Seiring naiknya Citayam Fashion Week, ruang publik di daerah asal para pentolannya di sekitar Jakarta juga ikut disorot. Kata ibunda Bonge, sang anak sudah mengalokasikan apa yang dia dapat sekarang untuk melanjutkan pendidikan.
FEBRY FERDIAN, Kabupaten Bogor-LAILATUL FITRIANI, Surabaya
DARI kawasan jantung ibu kota, sorotan besar Citayam Fashion Week (CFW) itu akhirnya juga mengarah ke kawasan tempat asal para remaja pengusung fashion jalanan tersebut. Di Depok, juga di pelosok Kabupaten Bogor, keduanya di provinsi tetangga Jakarta, Jawa Barat.

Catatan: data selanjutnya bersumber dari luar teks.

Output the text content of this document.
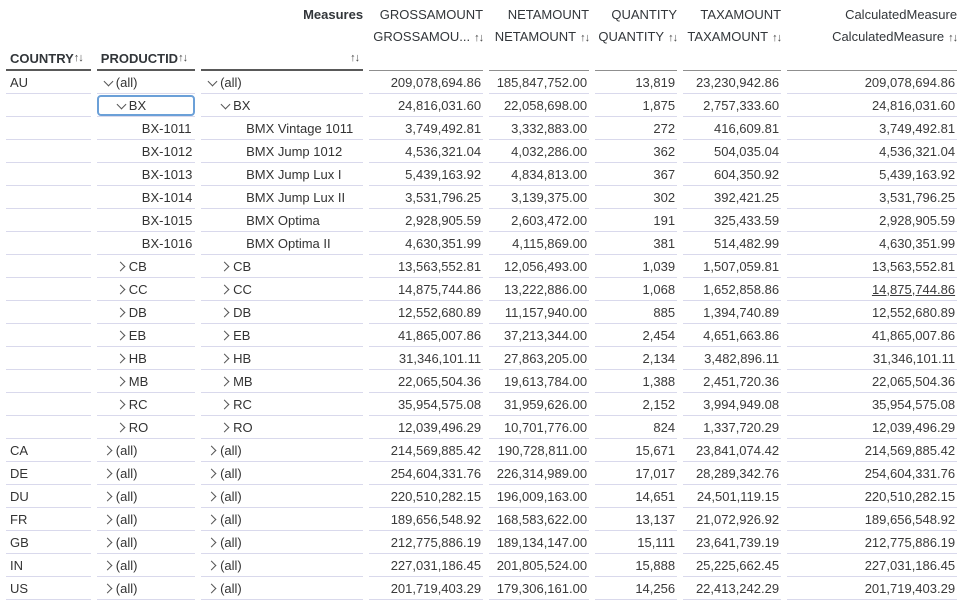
		Measures	GROSSAMOUNT	NETAMOUNT	QUANTITY	TAXAMOUNT	CalculatedMeasure
			GROSSAMOU... ↑↓	NETAMOUNT ↑↓	QUANTITY ↑↓	TAXAMOUNT ↑↓	CalculatedMeasure ↑↓

COUNTRY ↑↓	PRODUCTID ↑↓	↑↓					

AU	(all)	(all)	209,078,694.86	185,847,752.00	13,819	23,230,942.86	209,078,694.86

	BX	BX	24,816,031.60	22,058,698.00	1,875	2,757,333.60	24,816,031.60

	BX-1011	BMX Vintage 1011	3,749,492.81	3,332,883.00	272	416,609.81	3,749,492.81

	BX-1012	BMX Jump 1012	4,536,321.04	4,032,286.00	362	504,035.04	4,536,321.04

	BX-1013	BMX Jump Lux I	5,439,163.92	4,834,813.00	367	604,350.92	5,439,163.92

	BX-1014	BMX Jump Lux II	3,531,796.25	3,139,375.00	302	392,421.25	3,531,796.25

	BX-1015	BMX Optima	2,928,905.59	2,603,472.00	191	325,433.59	2,928,905.59

	BX-1016	BMX Optima II	4,630,351.99	4,115,869.00	381	514,482.99	4,630,351.99

	CB	CB	13,563,552.81	12,056,493.00	1,039	1,507,059.81	13,563,552.81

	CC	CC	14,875,744.86	13,222,886.00	1,068	1,652,858.86	14,875,744.86

	DB	DB	12,552,680.89	11,157,940.00	885	1,394,740.89	12,552,680.89

	EB	EB	41,865,007.86	37,213,344.00	2,454	4,651,663.86	41,865,007.86

	HB	HB	31,346,101.11	27,863,205.00	2,134	3,482,896.11	31,346,101.11

	MB	MB	22,065,504.36	19,613,784.00	1,388	2,451,720.36	22,065,504.36

	RC	RC	35,954,575.08	31,959,626.00	2,152	3,994,949.08	35,954,575.08

	RO	RO	12,039,496.29	10,701,776.00	824	1,337,720.29	12,039,496.29
CA	(all)	(all)	214,569,885.42	190,728,811.00	15,671	23,841,074.42	214,569,885.42
DE	(all)	(all)	254,604,331.76	226,314,989.00	17,017	28,289,342.76	254,604,331.76
DU	(all)	(all)	220,510,282.15	196,009,163.00	14,651	24,501,119.15	220,510,282.15
FR	(all)	(all)	189,656,548.92	168,583,622.00	13,137	21,072,926.92	189,656,548.92
GB	(all)	(all)	212,775,886.19	189,134,147.00	15,111	23,641,739.19	212,775,886.19
IN	(all)	(all)	227,031,186.45	201,805,524.00	15,888	25,225,662.45	227,031,186.45
US	(all)	(all)	201,719,403.29	179,306,161.00	14,256	22,413,242.29	201,719,403.29
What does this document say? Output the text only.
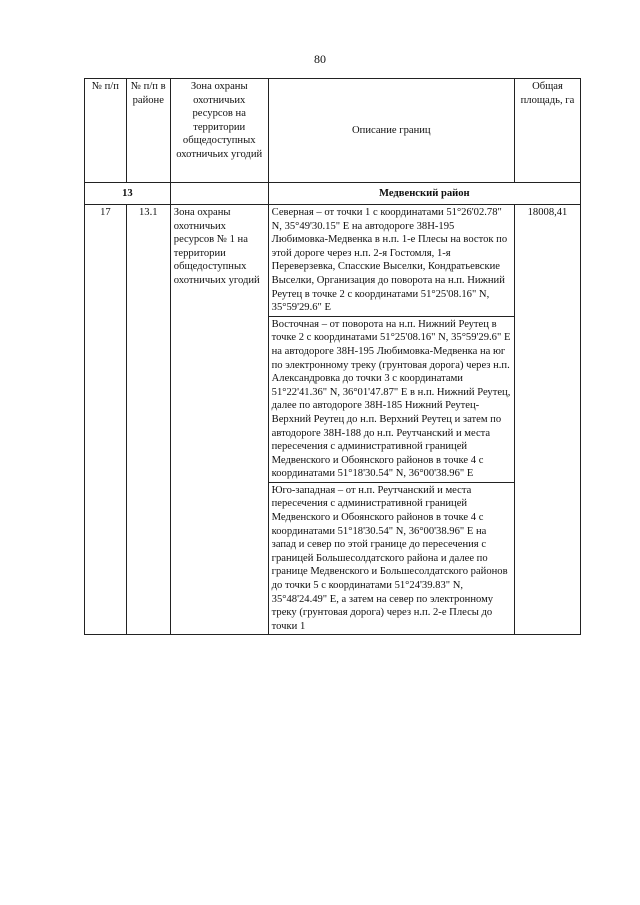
80
№ п/п	№ п/п в районе	Зона охраны охотничьих ресурсов на территории общедоступных охотничьих угодий	Описание границ	Общая площадь, га
13			Медвенский район	
17	13.1	Зона охраны охотничьих ресурсов № 1 на территории общедоступных охотничьих угодий	Северная – от точки 1 с координатами 51°26'02.78" N, 35°49'30.15" E на автодороге 38Н-195 Любимовка-Медвенка в н.п. 1-е Плесы на восток по этой дороге через н.п. 2-я Гостомля, 1-я Переверзевка, Спасские Выселки, Кондратьевские Выселки, Организация до поворота на н.п. Нижний Реутец в точке 2 с координатами 51°25'08.16" N, 35°59'29.6" E	18008,41
			Восточная – от поворота на н.п. Нижний Реутец в точке 2 с координатами 51°25'08.16" N, 35°59'29.6" E на автодороге 38Н-195 Любимовка-Медвенка на юг по электронному треку (грунтовая дорога) через н.п. Александровка до точки 3 с координатами 51°22'41.36" N, 36°01'47.87" E в н.п. Нижний Реутец, далее по автодороге 38Н-185 Нижний Реутец-Верхний Реутец до н.п. Верхний Реутец и затем по автодороге 38Н-188 до н.п. Реутчанский и места пересечения с административной границей Медвенского и Обоянского районов в точке 4 с координатами 51°18'30.54" N, 36°00'38.96" E	
			Юго-западная – от н.п. Реутчанский и места пересечения с административной границей Медвенского и Обоянского районов в точке 4 с координатами 51°18'30.54" N, 36°00'38.96" E на запад и север по этой границе до пересечения с границей Большесолдатского района и далее по границе Медвенского и Большесолдатского районов до точки 5 с координатами 51°24'39.83" N, 35°48'24.49" E, а затем на север по электронному треку (грунтовая дорога) через н.п. 2-е Плесы до точки 1	
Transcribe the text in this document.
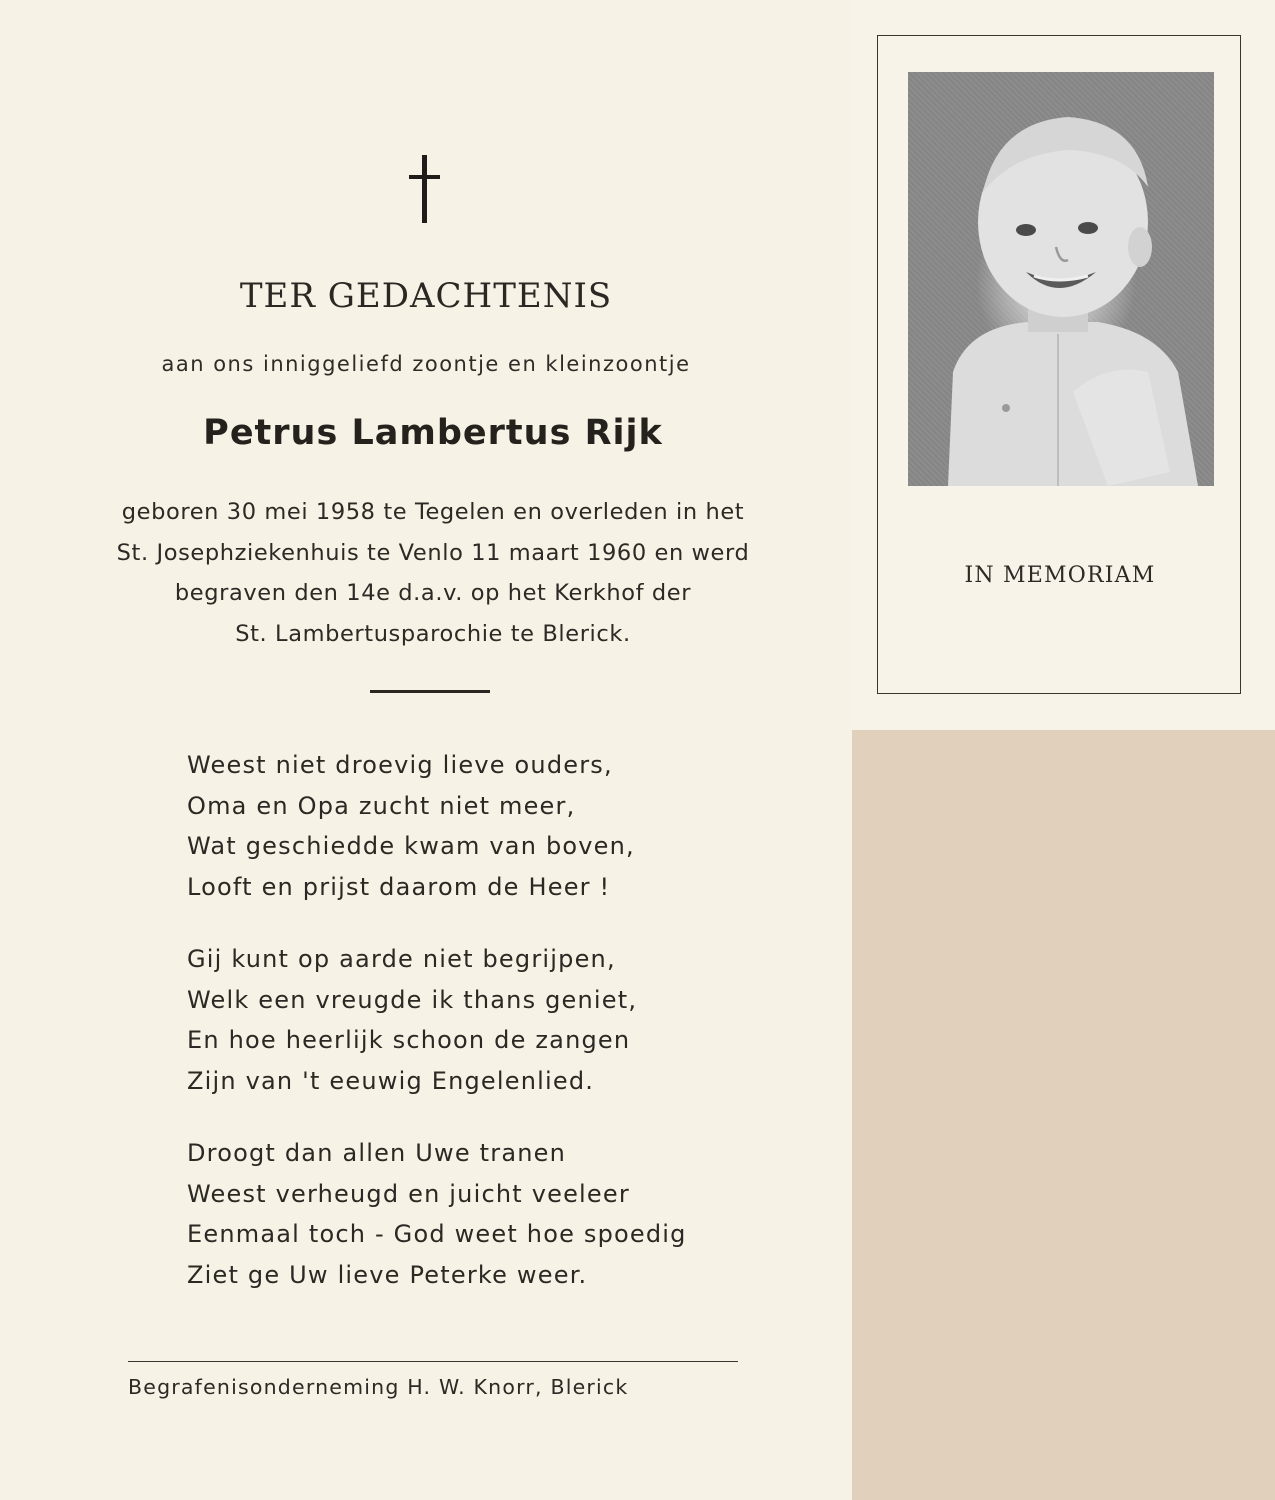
TER GEDACHTENIS
aan ons inniggeliefd zoontje en kleinzoontje
Petrus Lambertus Rijk
geboren 30 mei 1958 te Tegelen en overleden in het
St. Josephziekenhuis te Venlo 11 maart 1960 en werd
begraven den 14e d.a.v. op het Kerkhof der
St. Lambertusparochie te Blerick.
Weest niet droevig lieve ouders,
Oma en Opa zucht niet meer,
Wat geschiedde kwam van boven,
Looft en prijst daarom de Heer !
Gij kunt op aarde niet begrijpen,
Welk een vreugde ik thans geniet,
En hoe heerlijk schoon de zangen
Zijn van 't eeuwig Engelenlied.
Droogt dan allen Uwe tranen
Weest verheugd en juicht veeleer
Eenmaal toch - God weet hoe spoedig
Ziet ge Uw lieve Peterke weer.
Begrafenisonderneming H. W. Knorr, Blerick
IN MEMORIAM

Muhamad Jamaludin, sekretaris camat (Sekcam) Sukaraja, wilayah di mana Bonge –pentolan CFS– tinggal bersama keluarga, mengakui bahwa fasilitas sosial (fasos) dan fasilitas umum (fasum) wilayahnya kini jadi perhatian. Sebab, memang tak sedikit yang bertanya, kenapa para remaja itu ’’lari’’ ke Jakarta untuk memamerkan ekspresi fashion mereka? Apakah tak cukup ruang publik di tempat mereka berasal?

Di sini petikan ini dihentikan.